Given two integers a and b, return the sum of the two integers without using the operators + and -.
 

Example 1:

Example 2:

Constraints:

• -1000 <= a, b <= 1000

From: LeetCode
Link: 371. Sum of Two Integers

Solution:

Ideas:

1. XOR (^) for Sum Without Carry

• The XOR operation a ^ b computes the sum of a and b without considering the carry.
• For each bit position, XOR produces a 1 if the bits are different and a 0 if they are the same.
• This is equivalent to binary addition without carrying over (e.g., 1 ^ 1 is 0, similar to how 1 + 1 without carry is 0).

2. AND (&) and Shift for Carry

• The AND operation a & b computes the carry for each bit position.
• It produces a 1 only where both bits of a and b are 1.
• This carry needs to be added to the next higher bit, so we left-shift it by one position using << 1.

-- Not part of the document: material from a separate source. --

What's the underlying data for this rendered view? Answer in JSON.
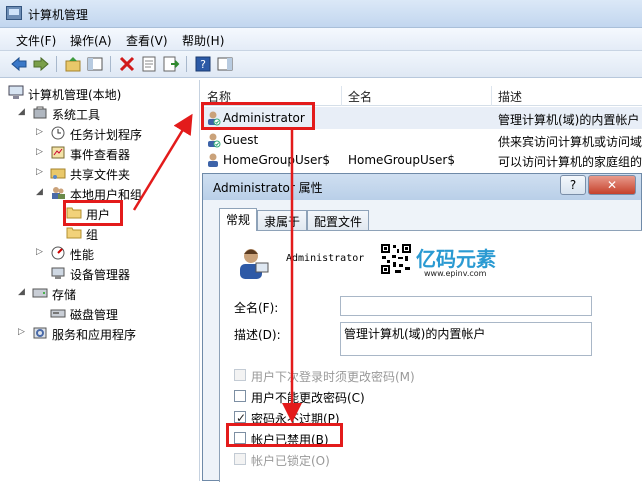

3. Iterating Until No Carry

• The process is repeated:
• Calculate the carry.
• Update a to be the sum without the carry.
• Update b to be the carry shifted left by one bit.
• This continues until there is no carry left (b becomes 0).

4. Masking to 32 Bits

• To handle potential overflow and to manage negative numbers in a 32-bit integer system, we mask the results to 32 bits using & 0xFFFFFFFF.
• This ensures that the intermediate results remain within the range of a 32-bit signed integer.

Code:

int getSum(int a, int b) {
    while (b != 0) {
        // Calculate carry and mask it to 32 bits
        unsigned int carry = (unsigned int)(a & b) & 0xFFFFFFFF;
        // Sum without carry and mask it to 32 bits
        a = (a ^ b) & 0xFFFFFFFF;
        // Shift carry to the left by 1 and mask it to 32 bits
        b = (carry << 1) & 0xFFFFFFFF;
    }
    // Return the result as a signed 32-bit integer
    return a;
}